The issue of online radicalisation is something that Counter Terrorism Policing has been keen to highlight over recent months, with concerns that the pandemic could have left people more vulnerable.
Increased isolation and dependence on the online world has prompted calls for families and friends to report any concerns they might have about their loved ones, particularly teenagers and young people, via the ACT Early campaign.
Within this space, there are concerns about the growth of the Extreme Right Wing Terrorist threat.
In 2021, 1 in 4 people referred to Prevent for support were identified to hold this ideology and in the year to December 2021, 41% of terror arrests were related to suspected extreme right-wing activity.
Concerns also continue to grow in relation to the prevalence of young people within CT casework, with regional units across the UK reporting increases in the number of young people being arrested in relation to terrorism offending.
One of the drivers for this is believed to be the rise in young men becoming involved in online extremist groups in the extreme right wing terrorism space.
As the threat picture shifts, so does the work of Counter Terrorism Policing, as it evolves and develops new capabilities.

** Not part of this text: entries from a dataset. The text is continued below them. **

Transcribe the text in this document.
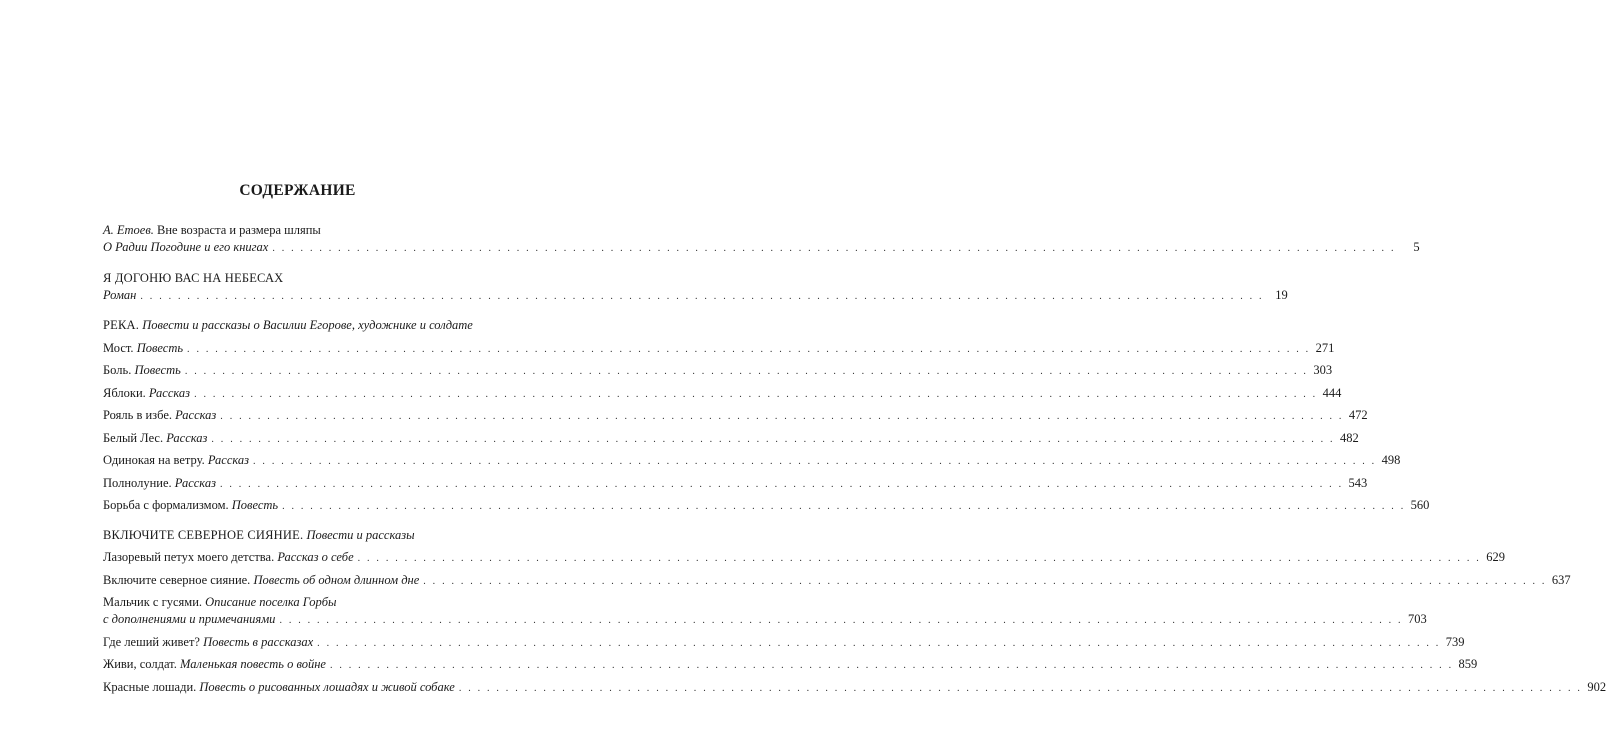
СОДЕРЖАНИЕ
А. Етоев. Вне возраста и размера шляпы
О Радии Погодине и его книгах . . . . . . . . . . . . . . . . . . . . . . . . . . . . . . . . . . . . . . . . . . . . . . . . . . . . . . . . . . . . . . . . . . . . . . . . . . . . . . . . . . . . . . . . . . . . . . . . . . . . . . . . . . . . . . . . . . . . . . . .	5
Я ДОГОНЮ ВАС НА НЕБЕСАХ
Роман . . . . . . . . . . . . . . . . . . . . . . . . . . . . . . . . . . . . . . . . . . . . . . . . . . . . . . . . . . . . . . . . . . . . . . . . . . . . . . . . . . . . . . . . . . . . . . . . . . . . . . . . . . . . . . . . . . . . . . . . 19
РЕКА. Повести и рассказы о Василии Егорове, художнике и солдате
Мост. Повесть . . . . . . . . . . . . . . . . . . . . . . . . . . . . . . . . . . . . . . . . . . . . . . . . . . . . . . . . . . . . . . . . . . . . . . . . . . . . . . . . . . . . . . . . . . . . . . . . . . . . . . . . . . . . . . . . . . . . . . . . 271
Боль. Повесть . . . . . . . . . . . . . . . . . . . . . . . . . . . . . . . . . . . . . . . . . . . . . . . . . . . . . . . . . . . . . . . . . . . . . . . . . . . . . . . . . . . . . . . . . . . . . . . . . . . . . . . . . . . . . . . . . . . . . . . . 303
Яблоки. Рассказ . . . . . . . . . . . . . . . . . . . . . . . . . . . . . . . . . . . . . . . . . . . . . . . . . . . . . . . . . . . . . . . . . . . . . . . . . . . . . . . . . . . . . . . . . . . . . . . . . . . . . . . . . . . . . . . . . . . . . . . . 444
Рояль в избе. Рассказ . . . . . . . . . . . . . . . . . . . . . . . . . . . . . . . . . . . . . . . . . . . . . . . . . . . . . . . . . . . . . . . . . . . . . . . . . . . . . . . . . . . . . . . . . . . . . . . . . . . . . . . . . . . . . . . . . . . . . . . . 472
Белый Лес. Рассказ . . . . . . . . . . . . . . . . . . . . . . . . . . . . . . . . . . . . . . . . . . . . . . . . . . . . . . . . . . . . . . . . . . . . . . . . . . . . . . . . . . . . . . . . . . . . . . . . . . . . . . . . . . . . . . . . . . . . . . . . 482
Одинокая на ветру. Рассказ . . . . . . . . . . . . . . . . . . . . . . . . . . . . . . . . . . . . . . . . . . . . . . . . . . . . . . . . . . . . . . . . . . . . . . . . . . . . . . . . . . . . . . . . . . . . . . . . . . . . . . . . . . . . . . . . . . . . . . . . 498
Полнолуние. Рассказ . . . . . . . . . . . . . . . . . . . . . . . . . . . . . . . . . . . . . . . . . . . . . . . . . . . . . . . . . . . . . . . . . . . . . . . . . . . . . . . . . . . . . . . . . . . . . . . . . . . . . . . . . . . . . . . . . . . . . . . . 543
Борьба с формализмом. Повесть . . . . . . . . . . . . . . . . . . . . . . . . . . . . . . . . . . . . . . . . . . . . . . . . . . . . . . . . . . . . . . . . . . . . . . . . . . . . . . . . . . . . . . . . . . . . . . . . . . . . . . . . . . . . . . . . . . . . . . . . 560
ВКЛЮЧИТЕ СЕВЕРНОЕ СИЯНИЕ. Повести и рассказы
Лазоревый петух моего детства. Рассказ о себе . . . . . . . . . . . . . . . . . . . . . . . . . . . . . . . . . . . . . . . . . . . . . . . . . . . . . . . . . . . . . . . . . . . . . . . . . . . . . . . . . . . . . . . . . . . . . . . . . . . . . . . . . . . . . . . . . . . . . . . . 629
Включите северное сияние. Повесть об одном длинном дне . . . . . . . . . . . . . . . . . . . . . . . . . . . . . . . . . . . . . . . . . . . . . . . . . . . . . . . . . . . . . . . . . . . . . . . . . . . . . . . . . . . . . . . . . . . . . . . . . . . . . . . . . . . . . . . . . . . . . . . . 637
Мальчик с гусями. Описание поселка Горбы
с дополнениями и примечаниями . . . . . . . . . . . . . . . . . . . . . . . . . . . . . . . . . . . . . . . . . . . . . . . . . . . . . . . . . . . . . . . . . . . . . . . . . . . . . . . . . . . . . . . . . . . . . . . . . . . . . . . . . . . . . . . . . . . . . . . . 703
Где леший живет? Повесть в рассказах . . . . . . . . . . . . . . . . . . . . . . . . . . . . . . . . . . . . . . . . . . . . . . . . . . . . . . . . . . . . . . . . . . . . . . . . . . . . . . . . . . . . . . . . . . . . . . . . . . . . . . . . . . . . . . . . . . . . . . . . 739
Живи, солдат. Маленькая повесть о войне . . . . . . . . . . . . . . . . . . . . . . . . . . . . . . . . . . . . . . . . . . . . . . . . . . . . . . . . . . . . . . . . . . . . . . . . . . . . . . . . . . . . . . . . . . . . . . . . . . . . . . . . . . . . . . . . . . . . . . . . 859
Красные лошади. Повесть о рисованных лошадях и живой собаке . . . . . . . . . . . . . . . . . . . . . . . . . . . . . . . . . . . . . . . . . . . . . . . . . . . . . . . . . . . . . . . . . . . . . . . . . . . . . . . . . . . . . . . . . . . . . . . . . . . . . . . . . . . . . . . . . . . . . . . . 902
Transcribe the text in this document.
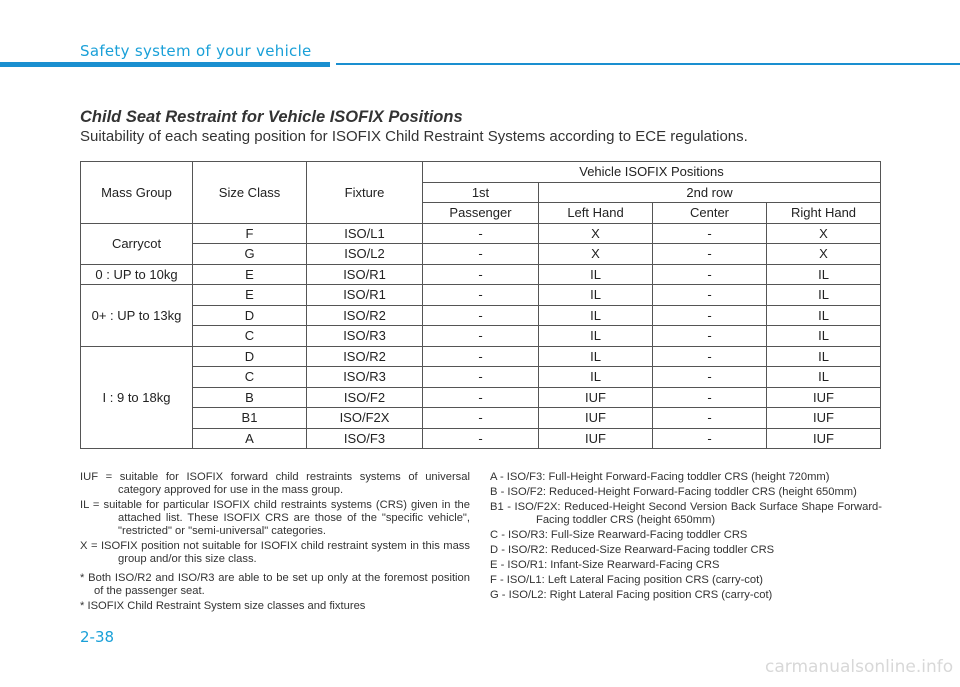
Safety system of your vehicle
Child Seat Restraint for Vehicle ISOFIX Positions
Suitability of each seating position for ISOFIX Child Restraint Systems according to ECE regulations.
Mass Group	Size Class	Fixture	Vehicle ISOFIX Positions			
			1st	2nd row		
			Passenger	Left Hand	Center	Right Hand
Carrycot	F	ISO/L1	-	X	-	X
	G	ISO/L2	-	X	-	X
0 : UP to 10kg	E	ISO/R1	-	IL	-	IL
0+ : UP to 13kg	E	ISO/R1	-	IL	-	IL
	D	ISO/R2	-	IL	-	IL
	C	ISO/R3	-	IL	-	IL
I : 9 to 18kg	D	ISO/R2	-	IL	-	IL
	C	ISO/R3	-	IL	-	IL
	B	ISO/F2	-	IUF	-	IUF
	B1	ISO/F2X	-	IUF	-	IUF
	A	ISO/F3	-	IUF	-	IUF
IUF = suitable for ISOFIX forward child restraints systems of universal category approved for use in the mass group.
IL = suitable for particular ISOFIX child restraints systems (CRS) given in the attached list. These ISOFIX CRS are those of the "specific vehicle", "restricted" or "semi-universal" categories.
X = ISOFIX position not suitable for ISOFIX child restraint system in this mass group and/or this size class.
* Both ISO/R2 and ISO/R3 are able to be set up only at the foremost position of the passenger seat.
* ISOFIX Child Restraint System size classes and fixtures
A - ISO/F3: Full-Height Forward-Facing toddler CRS (height 720mm)
B - ISO/F2: Reduced-Height Forward-Facing toddler CRS (height 650mm)
B1 - ISO/F2X: Reduced-Height Second Version Back Surface Shape Forward-Facing toddler CRS (height 650mm)
C - ISO/R3: Full-Size Rearward-Facing toddler CRS
D - ISO/R2: Reduced-Size Rearward-Facing toddler CRS
E - ISO/R1: Infant-Size Rearward-Facing CRS
F - ISO/L1: Left Lateral Facing position CRS (carry-cot)
G - ISO/L2: Right Lateral Facing position CRS (carry-cot)
2-38
carmanualsonline.info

Since 2017, significant work has taken place to improve how CTP works with data, with intelligence handling capabilities being strengthened and enhanced in line with cutting-edge technology.
Partnership working is also at the heart of its efforts to keep the country safe, and the creation of a ground-breaking new Counter Terrorism Operations Centre (CTOC) will bring together policing, security and intelligence services and specialist government agencies in a single location. Work is progressing on delivering this capability.
With the proposed Protect Duty on the horizon, Mr Jukes is keen to assert the importance of working together and the difference it can make to public safety:
“We are most effective at defending against terrorism when society comes together, reporting concerns and reaching out to report suspicious activity or behaviour.
“The support of our communities and the public does make a difference. We receive around 10,000 calls a year – and a fifth of those result in intelligence useful to investigations. That information could prevent an attack, and it could save lives – so please work with us.”